O esporte tem sido utilizado como instrumento de prevenção à criminalidade e promoção social em municípios do sertão da Bahia e do Piauí, por meio do projeto Sertão Esportivo, desenvolvido pelo Instituto Água Viva (IAV), com apoio do Governo Federal. A iniciativa atende 1.500 crianças e adolescentes, oferecendo atividades regulares de futebol e artes marciais como alternativa ao risco social.
O projeto está presente nos municípios de Lapão e Casa Nova, na Bahia, e Acauã, no Piauí, regiões marcadas por vulnerabilidade socioeconômica e escassez de oportunidades para jovens. A proposta é utilizar o esporte como ferramenta estruturante para reduzir a exposição à criminalidade, ao uso de drogas e à evasão social.
A atuação é contínua e organizada, com foco no desenvolvimento físico, educacional e social, buscando criar um ambiente de proteção e pertencimento para os participantes.
Esporte como política de prevenção social
O Sertão Esportivo é estruturado como uma ação preventiva, ao ocupar o tempo livre de crianças e adolescentes com atividades esportivas regulares, acompanhadas por orientação pedagógica. A iniciativa contribui para a redução da ociosidade, fator frequentemente associado à exposição a contextos de violência.
Segundo o Instituto Água Viva, o projeto busca fortalecer valores como disciplina, convivência coletiva e responsabilidade, por meio da prática esportiva orientada. O objetivo central é oferecer novas perspectivas de vida, afastando os jovens de ambientes de risco.
A proposta se insere no contexto de políticas públicas de prevenção, ao atuar diretamente em comunidades com indicadores sociais sensíveis.
Metodologia e formação cidadã
De acordo com o presidente do Instituto Água Viva, Carlinston Lima, o esporte permite uma atuação antecipada na proteção social. Ele destaca que a iniciativa busca apresentar caminhos estruturados e organizados para o desenvolvimento dos jovens atendidos.

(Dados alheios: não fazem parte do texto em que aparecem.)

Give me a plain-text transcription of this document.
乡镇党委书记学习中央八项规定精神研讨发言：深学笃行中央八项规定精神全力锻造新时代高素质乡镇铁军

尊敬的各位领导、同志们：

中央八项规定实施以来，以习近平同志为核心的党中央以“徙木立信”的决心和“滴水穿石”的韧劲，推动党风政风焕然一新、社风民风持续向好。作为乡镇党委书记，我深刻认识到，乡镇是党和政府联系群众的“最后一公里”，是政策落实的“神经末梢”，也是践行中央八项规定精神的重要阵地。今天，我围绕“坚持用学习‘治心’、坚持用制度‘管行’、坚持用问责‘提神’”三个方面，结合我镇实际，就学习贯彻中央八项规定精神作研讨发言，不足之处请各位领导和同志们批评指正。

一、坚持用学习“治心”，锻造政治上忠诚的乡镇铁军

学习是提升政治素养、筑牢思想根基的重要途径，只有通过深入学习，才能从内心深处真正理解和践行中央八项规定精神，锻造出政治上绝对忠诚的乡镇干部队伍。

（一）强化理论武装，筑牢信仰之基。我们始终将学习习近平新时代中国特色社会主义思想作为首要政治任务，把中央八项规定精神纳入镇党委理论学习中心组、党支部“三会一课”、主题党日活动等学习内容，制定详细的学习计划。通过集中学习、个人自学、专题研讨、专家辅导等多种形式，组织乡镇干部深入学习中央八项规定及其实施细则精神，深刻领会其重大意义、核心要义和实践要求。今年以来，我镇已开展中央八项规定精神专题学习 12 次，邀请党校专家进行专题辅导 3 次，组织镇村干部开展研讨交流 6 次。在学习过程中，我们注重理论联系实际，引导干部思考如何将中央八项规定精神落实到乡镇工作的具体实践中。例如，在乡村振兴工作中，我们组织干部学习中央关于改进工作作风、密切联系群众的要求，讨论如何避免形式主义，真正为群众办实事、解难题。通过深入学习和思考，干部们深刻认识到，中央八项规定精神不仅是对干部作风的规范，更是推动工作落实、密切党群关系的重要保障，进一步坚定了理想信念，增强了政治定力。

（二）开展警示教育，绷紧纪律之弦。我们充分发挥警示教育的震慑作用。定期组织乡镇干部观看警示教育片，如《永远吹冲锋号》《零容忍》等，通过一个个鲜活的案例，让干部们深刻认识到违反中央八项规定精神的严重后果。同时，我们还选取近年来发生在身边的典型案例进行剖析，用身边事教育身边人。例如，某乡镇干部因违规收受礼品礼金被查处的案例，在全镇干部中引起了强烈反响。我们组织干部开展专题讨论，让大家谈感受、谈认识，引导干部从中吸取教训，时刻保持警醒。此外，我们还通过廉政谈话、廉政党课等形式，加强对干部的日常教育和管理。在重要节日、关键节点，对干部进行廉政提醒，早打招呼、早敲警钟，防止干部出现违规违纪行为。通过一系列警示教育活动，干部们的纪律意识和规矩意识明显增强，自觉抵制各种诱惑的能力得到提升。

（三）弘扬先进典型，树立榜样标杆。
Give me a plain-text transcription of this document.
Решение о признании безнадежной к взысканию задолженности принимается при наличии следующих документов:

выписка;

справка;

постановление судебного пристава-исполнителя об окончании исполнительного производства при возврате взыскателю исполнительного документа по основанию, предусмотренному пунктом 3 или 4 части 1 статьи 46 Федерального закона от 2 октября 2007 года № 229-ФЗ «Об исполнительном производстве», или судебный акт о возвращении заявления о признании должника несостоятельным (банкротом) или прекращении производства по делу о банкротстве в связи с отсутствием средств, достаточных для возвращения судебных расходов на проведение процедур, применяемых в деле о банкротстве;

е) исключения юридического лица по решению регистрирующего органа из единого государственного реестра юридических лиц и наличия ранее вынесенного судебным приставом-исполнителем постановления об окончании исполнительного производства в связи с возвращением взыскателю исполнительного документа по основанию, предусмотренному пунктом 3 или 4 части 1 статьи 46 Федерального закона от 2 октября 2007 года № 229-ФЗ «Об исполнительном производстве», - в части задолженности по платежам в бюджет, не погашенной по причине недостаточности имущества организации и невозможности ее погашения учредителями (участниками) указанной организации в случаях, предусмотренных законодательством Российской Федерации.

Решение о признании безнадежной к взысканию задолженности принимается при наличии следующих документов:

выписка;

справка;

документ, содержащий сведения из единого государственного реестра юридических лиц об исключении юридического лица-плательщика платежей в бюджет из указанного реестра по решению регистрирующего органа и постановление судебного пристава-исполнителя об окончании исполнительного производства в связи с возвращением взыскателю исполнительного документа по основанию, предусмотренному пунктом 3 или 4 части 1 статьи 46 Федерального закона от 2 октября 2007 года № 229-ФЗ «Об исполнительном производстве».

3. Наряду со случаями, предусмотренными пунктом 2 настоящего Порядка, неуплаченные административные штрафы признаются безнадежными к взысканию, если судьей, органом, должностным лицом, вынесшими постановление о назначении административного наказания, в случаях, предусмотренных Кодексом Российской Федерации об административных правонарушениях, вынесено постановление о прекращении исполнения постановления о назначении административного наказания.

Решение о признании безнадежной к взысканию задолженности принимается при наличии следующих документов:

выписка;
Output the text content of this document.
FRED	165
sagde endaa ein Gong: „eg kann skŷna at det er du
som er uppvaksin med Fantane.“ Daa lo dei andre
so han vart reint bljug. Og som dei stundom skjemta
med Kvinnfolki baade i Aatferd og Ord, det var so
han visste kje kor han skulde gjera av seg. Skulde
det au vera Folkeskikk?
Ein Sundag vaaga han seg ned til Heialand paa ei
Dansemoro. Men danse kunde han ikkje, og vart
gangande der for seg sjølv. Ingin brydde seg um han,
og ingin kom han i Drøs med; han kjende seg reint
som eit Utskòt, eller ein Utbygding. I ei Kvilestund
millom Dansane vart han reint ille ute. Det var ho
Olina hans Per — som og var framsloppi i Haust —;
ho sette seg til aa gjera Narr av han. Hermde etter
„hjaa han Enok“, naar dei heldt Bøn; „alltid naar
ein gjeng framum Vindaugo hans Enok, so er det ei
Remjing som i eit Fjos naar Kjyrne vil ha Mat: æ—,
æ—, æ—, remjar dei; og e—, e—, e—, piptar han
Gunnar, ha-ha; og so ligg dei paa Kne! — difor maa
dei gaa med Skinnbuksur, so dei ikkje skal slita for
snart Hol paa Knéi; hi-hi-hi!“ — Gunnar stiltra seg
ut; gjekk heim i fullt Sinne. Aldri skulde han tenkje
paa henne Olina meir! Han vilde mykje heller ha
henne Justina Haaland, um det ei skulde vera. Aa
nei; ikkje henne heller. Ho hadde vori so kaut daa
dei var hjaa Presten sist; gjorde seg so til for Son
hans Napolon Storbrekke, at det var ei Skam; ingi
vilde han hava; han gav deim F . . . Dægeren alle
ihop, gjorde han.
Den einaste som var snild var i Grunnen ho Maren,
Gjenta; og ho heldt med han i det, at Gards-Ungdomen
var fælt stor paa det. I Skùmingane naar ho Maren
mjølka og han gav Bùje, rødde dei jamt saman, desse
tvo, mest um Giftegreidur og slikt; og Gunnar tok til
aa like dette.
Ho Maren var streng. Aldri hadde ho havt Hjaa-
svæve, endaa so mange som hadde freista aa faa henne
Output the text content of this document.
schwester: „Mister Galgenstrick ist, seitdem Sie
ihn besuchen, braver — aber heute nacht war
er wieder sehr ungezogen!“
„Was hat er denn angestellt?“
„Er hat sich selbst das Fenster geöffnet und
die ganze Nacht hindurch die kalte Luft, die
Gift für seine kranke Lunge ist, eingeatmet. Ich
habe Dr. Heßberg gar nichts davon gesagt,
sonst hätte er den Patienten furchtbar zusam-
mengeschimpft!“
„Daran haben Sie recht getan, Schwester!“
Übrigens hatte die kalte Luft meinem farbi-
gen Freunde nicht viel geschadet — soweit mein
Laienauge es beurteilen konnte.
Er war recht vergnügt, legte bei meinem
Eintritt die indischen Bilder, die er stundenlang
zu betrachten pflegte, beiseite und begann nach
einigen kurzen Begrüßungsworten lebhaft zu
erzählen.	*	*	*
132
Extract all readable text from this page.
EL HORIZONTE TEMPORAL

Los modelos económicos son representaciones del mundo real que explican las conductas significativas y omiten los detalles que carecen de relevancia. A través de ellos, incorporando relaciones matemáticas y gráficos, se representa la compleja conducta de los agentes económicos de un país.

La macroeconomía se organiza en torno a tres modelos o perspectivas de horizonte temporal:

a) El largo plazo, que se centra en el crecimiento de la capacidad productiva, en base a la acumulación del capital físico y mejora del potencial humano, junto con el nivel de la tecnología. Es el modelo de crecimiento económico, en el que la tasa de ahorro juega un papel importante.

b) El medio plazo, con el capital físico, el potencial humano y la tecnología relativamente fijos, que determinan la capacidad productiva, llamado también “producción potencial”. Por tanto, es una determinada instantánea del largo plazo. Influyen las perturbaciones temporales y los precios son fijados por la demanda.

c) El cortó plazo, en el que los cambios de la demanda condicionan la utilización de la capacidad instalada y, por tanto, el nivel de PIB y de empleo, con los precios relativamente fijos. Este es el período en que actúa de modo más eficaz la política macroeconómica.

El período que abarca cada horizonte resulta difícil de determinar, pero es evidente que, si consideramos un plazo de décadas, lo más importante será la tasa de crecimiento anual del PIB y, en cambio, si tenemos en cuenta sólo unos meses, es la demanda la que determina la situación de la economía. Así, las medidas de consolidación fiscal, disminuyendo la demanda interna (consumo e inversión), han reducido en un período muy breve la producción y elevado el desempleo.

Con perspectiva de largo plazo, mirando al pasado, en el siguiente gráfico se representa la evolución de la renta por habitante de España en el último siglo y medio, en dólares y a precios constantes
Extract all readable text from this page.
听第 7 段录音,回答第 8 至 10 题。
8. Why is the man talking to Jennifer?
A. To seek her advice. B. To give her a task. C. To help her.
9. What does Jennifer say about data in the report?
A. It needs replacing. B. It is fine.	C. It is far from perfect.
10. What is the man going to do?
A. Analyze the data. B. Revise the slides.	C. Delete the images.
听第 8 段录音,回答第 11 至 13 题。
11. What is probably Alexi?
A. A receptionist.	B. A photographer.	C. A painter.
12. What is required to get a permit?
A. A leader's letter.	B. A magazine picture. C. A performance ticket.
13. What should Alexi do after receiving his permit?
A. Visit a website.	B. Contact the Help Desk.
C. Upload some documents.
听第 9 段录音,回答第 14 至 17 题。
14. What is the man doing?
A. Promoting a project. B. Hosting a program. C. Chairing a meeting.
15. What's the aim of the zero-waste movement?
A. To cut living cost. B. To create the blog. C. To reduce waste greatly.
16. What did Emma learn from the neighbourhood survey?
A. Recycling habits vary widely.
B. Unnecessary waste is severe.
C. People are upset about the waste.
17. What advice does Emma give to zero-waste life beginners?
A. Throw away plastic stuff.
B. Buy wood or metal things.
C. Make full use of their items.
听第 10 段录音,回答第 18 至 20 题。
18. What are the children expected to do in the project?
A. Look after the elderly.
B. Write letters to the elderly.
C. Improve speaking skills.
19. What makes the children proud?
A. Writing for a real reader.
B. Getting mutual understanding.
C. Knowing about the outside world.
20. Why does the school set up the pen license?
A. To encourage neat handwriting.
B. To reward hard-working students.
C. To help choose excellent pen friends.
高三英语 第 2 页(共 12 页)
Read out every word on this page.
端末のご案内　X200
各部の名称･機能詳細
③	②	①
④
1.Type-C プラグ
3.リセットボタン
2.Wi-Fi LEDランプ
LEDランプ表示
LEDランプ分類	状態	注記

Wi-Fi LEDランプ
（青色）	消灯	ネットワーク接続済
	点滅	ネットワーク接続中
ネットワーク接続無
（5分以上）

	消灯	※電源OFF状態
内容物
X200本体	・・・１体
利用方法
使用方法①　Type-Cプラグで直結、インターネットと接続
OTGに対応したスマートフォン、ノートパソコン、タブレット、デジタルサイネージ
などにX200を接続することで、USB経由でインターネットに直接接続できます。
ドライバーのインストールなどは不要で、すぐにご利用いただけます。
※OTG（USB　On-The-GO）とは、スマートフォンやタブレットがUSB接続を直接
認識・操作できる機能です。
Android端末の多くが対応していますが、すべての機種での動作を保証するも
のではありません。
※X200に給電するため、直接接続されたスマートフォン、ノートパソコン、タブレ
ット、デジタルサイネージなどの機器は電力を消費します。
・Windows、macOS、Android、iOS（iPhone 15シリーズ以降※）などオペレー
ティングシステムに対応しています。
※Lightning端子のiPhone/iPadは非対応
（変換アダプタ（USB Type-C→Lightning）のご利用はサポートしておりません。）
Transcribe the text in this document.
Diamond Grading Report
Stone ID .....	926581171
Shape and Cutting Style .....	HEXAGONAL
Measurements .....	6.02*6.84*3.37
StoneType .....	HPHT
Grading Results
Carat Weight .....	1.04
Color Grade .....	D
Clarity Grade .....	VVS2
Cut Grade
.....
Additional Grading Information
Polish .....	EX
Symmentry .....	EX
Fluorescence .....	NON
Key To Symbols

O gestor de esportes do IAV, Felipe Abreu, explica que a metodologia aplicada vai além do condicionamento físico. Segundo ele, as atividades no gramado e no tatame trabalham aspectos como resiliência, hierarquia, cooperação e fortalecimento emocional, elementos considerados fundamentais para a formação cidadã.
A estratégia utiliza o sentimento de pertencimento a equipes e grupos como fator de proteção, contribuindo para que os participantes desenvolvam resistência a pressões externas e comportamentos de risco.
Impacto social e acompanhamento de longo prazo
Diferentemente de ações pontuais, o Sertão Esportivo possui duração prevista de dois anos, com acompanhamento técnico e pedagógico contínuo. Essa estrutura permite a observação de mudanças de comportamento, além de impactos positivos na saúde física e social dos participantes.
O projeto também oferece oportunidades para o desenvolvimento esportivo, possibilitando que alguns alunos participem de competições regionais, eventos esportivos e processos seletivos de clubes profissionais, conforme o desempenho individual.
O foco está na constância das atividades, considerada essencial para a consolidação dos resultados sociais e educacionais.
Financiamento e parcerias institucionais
Viabilizado por meio da Lei de Incentivo ao Esporte, o projeto é uma realização do Ministério do Esporte, em parceria com o Governo Federal, e conta com o apoio da iniciativa privada. Empresas como Grupo Fortlev, BTG Pactual, Perfilados Rio Doce, Timenow, Extrafruti, Brasil Fibras, Atacado União, Enepol, Euroamerican e RDG Aços do Brasil participam do financiamento da ação.
Segundo os organizadores, a articulação entre poder público e setor privado tem sido fundamental para garantir a sustentabilidade financeira e operacional do projeto ao longo de sua execução.
Atuação do Instituto Água Viva no semiárido
O Instituto Água Viva atua desde 2015 no sertão nordestino, com ações voltadas à educação, saúde, esporte e geração de renda. A instituição desenvolve projetos em áreas com escassez de água e infraestrutura limitada, buscando ampliar o acesso a serviços básicos e oportunidades sociais.
A atuação do IAV tem como foco a redução das desigualdades regionais, por meio de iniciativas que promovem inclusão e fortalecimento comunitário em áreas remotas do Nordeste.